National Telecom Co-op Assn. (NTCA) members will be “fanning out across the Hill” today (Thurs.) seeking support for rural wireless bill introduced this week by Sen. Baucus (R-Mont.), NTCA CEO Michael Brunner said. Bill, which would require FCC to offer spectrum in blocks covering smaller geographic areas than currently covered, “isn’t perfect legislation, [but] it’s a piece of the puzzle,” Baucus’ Legislative Asst. Jay Driscoll said Wed. at NTCA policy conference press luncheon in Washington. He said Baucus was reaching out to other associations such as CTIA to get backing from members “both big and small,” emphasizing to CTIA-affiliated companies that bill wouldn’t pick winners or losers or show preference for particular technology platforms: “If the bill can be written better, we invite them to work with us.” NTCA Pres. John Metts said bill not only addressed difficulties of deploying wireless telephony service in rural areas, but also would assist in provision of broadband and data services. Since legislation would require FCC to auction smaller spectrum blocks, small-to-midsized providers could afford to buy spectrum that otherwise could be purchased only by industry behemoths, he said. Subsequent decrease in infrastructure and service start-up costs for competitive wireless carriers would encourage such companies to participate in auctions, he said. Recent NTCA member survey indicated many providers were dissuaded from participating in auctions since FCC offers spectrum blocks exceeding needs of rural carriers. Metts cited example of company wanting to buy spectrum covering rural area outside of El Paso that would have been required to bid for block that included entire El Paso metropolitan area: “Rational, smaller license areas that relate to our smaller geographic areas is what we need.”
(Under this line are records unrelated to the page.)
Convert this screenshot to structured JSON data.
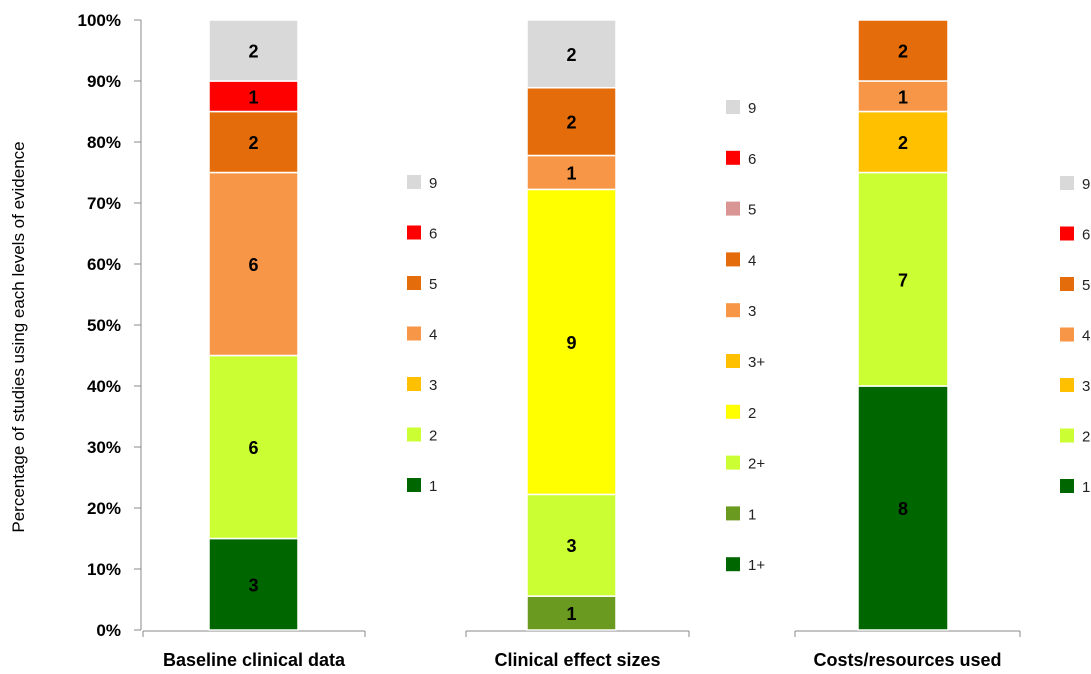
{
  "chart_data": {
    "type": "bar",
    "stacked": true,
    "normalized": true,
    "ylabel": "Percentage of studies using each levels of evidence",
    "yticks": [
      "0%",
      "10%",
      "20%",
      "30%",
      "40%",
      "50%",
      "60%",
      "70%",
      "80%",
      "90%",
      "100%"
    ],
    "ylim": [
      0,
      100
    ],
    "grid": false,
    "colors": {
      "9": "#d9d9d9",
      "6": "#ff0000",
      "5": "#d99594",
      "4": "#e46c0a",
      "3": "#f79646",
      "3+": "#ffc000",
      "2": "#ffff00",
      "2+": "#ccff33",
      "1": "#6a9a1f",
      "1+": "#006600"
    },
    "panels": [
      {
        "category": "Baseline clinical data",
        "legend": [
          "9",
          "6",
          "5",
          "4",
          "3",
          "2",
          "1"
        ],
        "legend_colors": [
          "#d9d9d9",
          "#ff0000",
          "#e46c0a",
          "#f79646",
          "#ffc000",
          "#ccff33",
          "#006600"
        ],
        "segments": [
          {
            "count": "3",
            "percent": 15,
            "color": "#006600"
          },
          {
            "count": "6",
            "percent": 30,
            "color": "#ccff33"
          },
          {
            "count": "6",
            "percent": 30,
            "color": "#f79646"
          },
          {
            "count": "2",
            "percent": 10,
            "color": "#e46c0a"
          },
          {
            "count": "1",
            "percent": 5,
            "color": "#ff0000"
          },
          {
            "count": "2",
            "percent": 10,
            "color": "#d9d9d9"
          }
        ]
      },
      {
        "category": "Clinical effect sizes",
        "legend": [
          "9",
          "6",
          "5",
          "4",
          "3",
          "3+",
          "2",
          "2+",
          "1",
          "1+"
        ],
        "legend_colors": [
          "#d9d9d9",
          "#ff0000",
          "#d99594",
          "#e46c0a",
          "#f79646",
          "#ffc000",
          "#ffff00",
          "#ccff33",
          "#6a9a1f",
          "#006600"
        ],
        "segments": [
          {
            "count": "1",
            "percent": 5.56,
            "color": "#6a9a1f"
          },
          {
            "count": "3",
            "percent": 16.67,
            "color": "#ccff33"
          },
          {
            "count": "9",
            "percent": 50.0,
            "color": "#ffff00"
          },
          {
            "count": "1",
            "percent": 5.56,
            "color": "#f79646"
          },
          {
            "count": "2",
            "percent": 11.11,
            "color": "#e46c0a"
          },
          {
            "count": "2",
            "percent": 11.11,
            "color": "#d9d9d9"
          }
        ]
      },
      {
        "category": "Costs/resources used",
        "legend": [
          "9",
          "6",
          "5",
          "4",
          "3",
          "2",
          "1"
        ],
        "legend_colors": [
          "#d9d9d9",
          "#ff0000",
          "#e46c0a",
          "#f79646",
          "#ffc000",
          "#ccff33",
          "#006600"
        ],
        "segments": [
          {
            "count": "8",
            "percent": 40,
            "color": "#006600"
          },
          {
            "count": "7",
            "percent": 35,
            "color": "#ccff33"
          },
          {
            "count": "2",
            "percent": 10,
            "color": "#ffc000"
          },
          {
            "count": "1",
            "percent": 5,
            "color": "#f79646"
          },
          {
            "count": "2",
            "percent": 10,
            "color": "#e46c0a"
          }
        ]
      }
    ]
  }
}
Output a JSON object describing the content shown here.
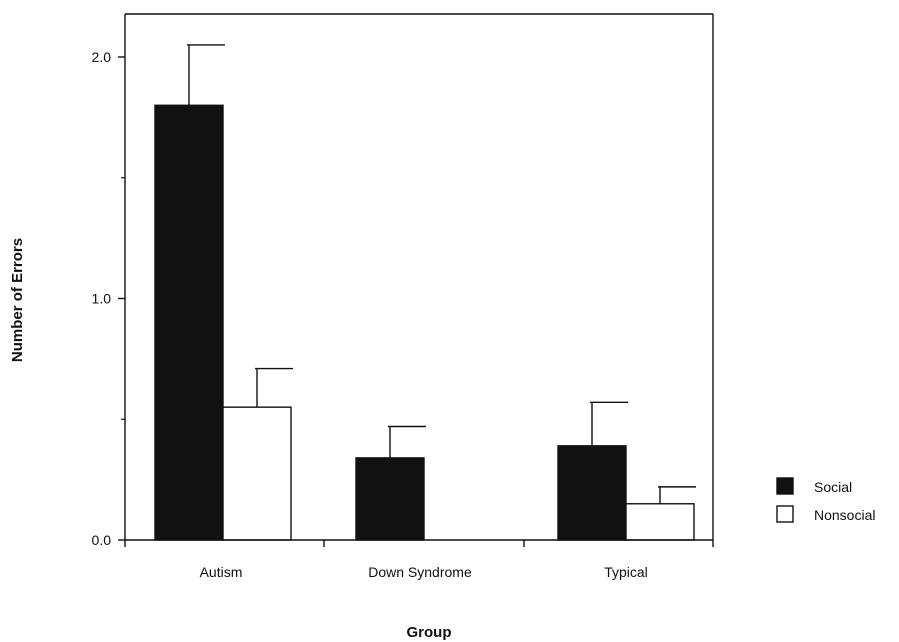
{
  "chart_data": {
    "type": "bar",
    "xlabel": "Group",
    "ylabel": "Number of Errors",
    "categories": [
      "Autism",
      "Down Syndrome",
      "Typical"
    ],
    "series": [
      {
        "name": "Social",
        "color": "#111111",
        "values": [
          1.8,
          0.34,
          0.39
        ],
        "error": [
          0.25,
          0.13,
          0.18
        ]
      },
      {
        "name": "Nonsocial",
        "color": "#ffffff",
        "values": [
          0.55,
          0.0,
          0.15
        ],
        "error": [
          0.16,
          0.0,
          0.07
        ]
      }
    ],
    "ylim": [
      0,
      2.2
    ],
    "yticks": [
      0,
      1,
      2
    ],
    "ytick_labels": [
      "0.0",
      "1.0",
      "2.0"
    ],
    "y_minor_ticks": [
      0.5,
      1.5
    ],
    "grid": false,
    "legend_position": "right"
  }
}
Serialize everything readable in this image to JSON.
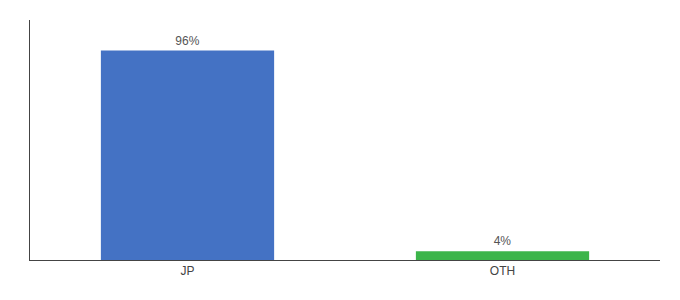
{
  "chart_data": {
    "type": "bar",
    "categories": [
      "JP",
      "OTH"
    ],
    "values": [
      96,
      4
    ],
    "value_labels": [
      "96%",
      "4%"
    ],
    "data_labels": true,
    "colors": [
      "#4472c4",
      "#3cb54a"
    ],
    "ylim": [
      0,
      110
    ],
    "tick_labels": "x",
    "grid": false
  }
}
Verizon Wireless is suing govt. to obtain remaining deposit from Jan. 2001 NextWave re-auction and is seeking ruling from U.S. Court of Federal Claims that auction “contract” for disputed licenses is void. Lawsuit came after FCC returned 85% of deposits from re-auction late last month but concluded winning bidders should continue for now to be held to nearly $16 billion in auction obligations (CD March 28 p1) until Supreme Court review plays out. Commission’s order described decision at that time as balancing act to preserve auction results pending Supreme Court review in NextWave case while returning most of deposits to bidders. In lawsuit filed Fri., Verizon Wireless also sought unspecified damages that it charged had been caused by “the FCC’s breach of the auction contract.” Litigation centers on $8.4 billion in auction prices for which Verizon Wireless successfully bid in Jan. 2001 re-auction and for which it technically still is liable. Verizon Wireless’s suit argued that it had suffered “substantial economic injury” as result of FCC’s contract “breach,” including effects on its credit rating and ability to borrow.